Saturday 11 April 2020

No Boat Race. Oh how we yearn for sport's joyous sporting pleasures.

No Boat Race. Oh how we yearn for sport's joyous sporting pleasures.

You do know what today was meant to be. Amid all the misery and heartache of recent months you may have known that it was still there at the back of your mind but could never be sure of the time and the date. You knew that it was at roughly this time of the year but couldn't recall the date in April. You knew that it was one of sport's most eye catching and compelling of events but it had gone and therein lies the crux of the problem. Sport is in cold storage, frozen out, left to kick its heels and in the case of what would have been today's spectacle, looking at its oars in complete frustration.

The annual Boat Race, one of Britain's most endearing and lovely of sporting races, had to be postponed or cancelled which ever way you look at it. The students and hard working undergraduates of Oxford and Cambridge university were due to be flexing their arms, shoulders, and feet in readiness for that yearly slog up the River Thames before finally rounding the bend of the river to Putney.

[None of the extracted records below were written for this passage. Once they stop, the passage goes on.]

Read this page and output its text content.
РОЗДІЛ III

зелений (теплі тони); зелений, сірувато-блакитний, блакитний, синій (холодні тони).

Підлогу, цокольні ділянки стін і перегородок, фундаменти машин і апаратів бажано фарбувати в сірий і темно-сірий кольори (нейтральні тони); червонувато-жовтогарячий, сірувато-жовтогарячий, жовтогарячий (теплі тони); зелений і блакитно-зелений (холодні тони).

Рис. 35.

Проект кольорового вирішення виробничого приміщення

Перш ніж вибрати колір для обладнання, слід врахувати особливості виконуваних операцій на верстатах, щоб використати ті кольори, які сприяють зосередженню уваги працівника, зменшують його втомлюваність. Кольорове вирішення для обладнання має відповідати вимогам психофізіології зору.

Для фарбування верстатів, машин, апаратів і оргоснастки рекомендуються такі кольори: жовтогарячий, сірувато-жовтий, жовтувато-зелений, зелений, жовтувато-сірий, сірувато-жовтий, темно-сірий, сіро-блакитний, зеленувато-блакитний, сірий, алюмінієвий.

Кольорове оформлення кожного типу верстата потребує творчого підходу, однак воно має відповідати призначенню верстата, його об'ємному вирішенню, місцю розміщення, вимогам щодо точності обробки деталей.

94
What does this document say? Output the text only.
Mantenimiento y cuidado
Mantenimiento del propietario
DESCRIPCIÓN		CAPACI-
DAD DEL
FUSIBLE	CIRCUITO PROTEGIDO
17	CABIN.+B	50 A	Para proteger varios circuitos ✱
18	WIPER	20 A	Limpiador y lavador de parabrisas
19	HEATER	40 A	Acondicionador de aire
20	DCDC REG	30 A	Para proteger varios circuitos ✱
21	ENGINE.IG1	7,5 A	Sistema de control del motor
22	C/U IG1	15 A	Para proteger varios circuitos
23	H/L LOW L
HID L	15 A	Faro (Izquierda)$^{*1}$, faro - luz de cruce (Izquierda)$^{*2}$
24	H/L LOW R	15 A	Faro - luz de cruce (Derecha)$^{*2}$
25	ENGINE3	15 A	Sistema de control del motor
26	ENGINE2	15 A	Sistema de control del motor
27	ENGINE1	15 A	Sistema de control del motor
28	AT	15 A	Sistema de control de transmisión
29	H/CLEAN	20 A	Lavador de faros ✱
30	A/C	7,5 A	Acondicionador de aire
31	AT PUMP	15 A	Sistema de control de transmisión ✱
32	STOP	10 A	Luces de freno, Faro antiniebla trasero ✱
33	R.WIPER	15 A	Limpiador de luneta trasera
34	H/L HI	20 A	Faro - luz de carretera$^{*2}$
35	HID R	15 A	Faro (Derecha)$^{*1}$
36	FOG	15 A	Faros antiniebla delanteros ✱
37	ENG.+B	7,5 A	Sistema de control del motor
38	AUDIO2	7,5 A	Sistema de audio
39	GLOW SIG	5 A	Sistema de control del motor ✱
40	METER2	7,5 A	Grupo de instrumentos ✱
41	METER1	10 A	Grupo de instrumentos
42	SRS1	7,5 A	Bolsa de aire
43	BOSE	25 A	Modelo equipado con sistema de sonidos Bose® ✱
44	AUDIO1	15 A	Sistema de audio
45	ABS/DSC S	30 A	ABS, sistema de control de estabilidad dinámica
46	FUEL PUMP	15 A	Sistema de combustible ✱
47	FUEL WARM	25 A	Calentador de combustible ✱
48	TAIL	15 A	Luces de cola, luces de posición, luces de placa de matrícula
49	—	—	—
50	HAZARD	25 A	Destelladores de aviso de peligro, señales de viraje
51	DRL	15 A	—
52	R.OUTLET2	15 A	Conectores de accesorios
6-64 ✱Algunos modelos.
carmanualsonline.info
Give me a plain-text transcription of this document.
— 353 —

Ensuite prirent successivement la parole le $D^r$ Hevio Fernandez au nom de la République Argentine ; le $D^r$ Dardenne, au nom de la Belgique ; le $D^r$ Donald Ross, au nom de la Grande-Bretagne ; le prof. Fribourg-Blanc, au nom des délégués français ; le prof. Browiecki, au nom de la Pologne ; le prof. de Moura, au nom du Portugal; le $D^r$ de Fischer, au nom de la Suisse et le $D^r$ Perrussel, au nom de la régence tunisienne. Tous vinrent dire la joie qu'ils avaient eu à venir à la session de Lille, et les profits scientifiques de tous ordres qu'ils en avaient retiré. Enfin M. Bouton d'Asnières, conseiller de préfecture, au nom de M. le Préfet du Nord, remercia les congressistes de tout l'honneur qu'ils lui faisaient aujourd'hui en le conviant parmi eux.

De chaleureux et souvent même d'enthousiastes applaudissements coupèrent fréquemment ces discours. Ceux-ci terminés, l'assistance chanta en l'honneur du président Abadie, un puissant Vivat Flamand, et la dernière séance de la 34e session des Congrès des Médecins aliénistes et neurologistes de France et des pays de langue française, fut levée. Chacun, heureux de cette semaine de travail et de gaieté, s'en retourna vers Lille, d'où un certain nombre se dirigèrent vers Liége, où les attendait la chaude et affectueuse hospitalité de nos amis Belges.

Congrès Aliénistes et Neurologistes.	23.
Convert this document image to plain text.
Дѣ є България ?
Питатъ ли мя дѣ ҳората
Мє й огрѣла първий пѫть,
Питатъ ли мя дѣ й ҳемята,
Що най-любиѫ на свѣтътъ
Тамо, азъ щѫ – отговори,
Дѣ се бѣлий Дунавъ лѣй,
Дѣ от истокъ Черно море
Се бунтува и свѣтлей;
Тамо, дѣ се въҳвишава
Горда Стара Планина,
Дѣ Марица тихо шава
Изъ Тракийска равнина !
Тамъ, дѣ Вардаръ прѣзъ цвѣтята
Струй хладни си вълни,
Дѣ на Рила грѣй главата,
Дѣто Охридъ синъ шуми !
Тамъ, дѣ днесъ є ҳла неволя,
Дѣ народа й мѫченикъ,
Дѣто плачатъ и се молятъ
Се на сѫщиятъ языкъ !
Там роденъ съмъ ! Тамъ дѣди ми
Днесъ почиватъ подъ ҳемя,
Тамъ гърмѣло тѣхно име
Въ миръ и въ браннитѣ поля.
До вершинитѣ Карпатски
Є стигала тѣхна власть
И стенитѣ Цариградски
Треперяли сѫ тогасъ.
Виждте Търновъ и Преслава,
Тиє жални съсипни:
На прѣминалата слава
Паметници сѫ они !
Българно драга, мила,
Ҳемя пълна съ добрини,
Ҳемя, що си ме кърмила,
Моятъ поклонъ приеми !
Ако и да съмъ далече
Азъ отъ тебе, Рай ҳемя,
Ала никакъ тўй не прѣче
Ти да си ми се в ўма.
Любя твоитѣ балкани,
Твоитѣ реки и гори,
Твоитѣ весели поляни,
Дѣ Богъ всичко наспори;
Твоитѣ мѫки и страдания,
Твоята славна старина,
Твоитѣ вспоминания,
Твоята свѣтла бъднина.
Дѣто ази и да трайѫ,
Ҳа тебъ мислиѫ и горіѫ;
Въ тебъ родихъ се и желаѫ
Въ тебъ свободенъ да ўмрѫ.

It could be described as one of the oddest sights of the whole sporting year and yet year after year, two of Britain's most famous universities, plonk themselves into a boat, easing their way slowly into their rightful position before hunching their bodies and then embarking on four miles of some of the most gruelling rowing ever seen. But then fate intervened because it does that from time to time and here we are late on a balmy spring day in Britain and dear old Father Thames is beginning to look forward to next year because this year it won't be graced with the Boat Race. It really doesn't seem possible.

You suspect  that the handsome and sparkling stretch of water that threads and winds its way through the heart of London and beyond had not been informed that the two boats that it could normally be relied on to give it its customary splash of colour and vibrancy, had just gone missing. In retrospect this is not a disaster since sport doesn't really need to bother with such trivialities in a climate where the health of the world figures rather more prominently than a rowing race between two academic powerhouses.

But it would have been nice to observe the rich cultural heritage of Britain's past, thrill to its sense of ceremonial pomp and pageantry while all the time cheering for either white or blue. There they go the next generation of barristers, lawyers, scientists and professors, heaving and pulling, gritting their teeth, pulling all manner of imaginable faces and stretching every sinew in the hope of a momentous victory.

Over the years of course both universities have shared domination of the race in equal measures, monopolising the race for years on end before one year either Oxford or Cambridge just take it in turns to win it. TV cameras have always given the clearest perspective and then invariably given us an aerial viewpoint, hovering above the Thames as the race snakes its way attractively down the river, both sets of rowers reduced to tiny figures desperately thrashing their way through the water, the foam of the water trailing behind them faithfully.

This year though the agonised grimaces on faces will not be on show, that collective esprit de corps that normally exists between both universities will have to go back in the rowing shed and they will instead have to be content with perhaps virtual reality games on their I-Pads. Those red faces of health and fitness, glowing with athleticism and tons of guts, will, you can only guess, be turning their attention back to their legal books, cramming for exams that may also have to be postponed and then wracking their heads in some heart rending search for something constructive to do.

Of course we should have been celebrating either Cambridge or Oxford leaping out of their boats with unashamed delight but that'll never happen. My late and wonderful dad, fiercely anti sport, would always pin his colours to the Cambridge mast and to this day it remains a mystery but how I'll always love him for that reason alone. Still there's always next year for the Boat Race. Land ahoy and splice the mainbrace me hearties!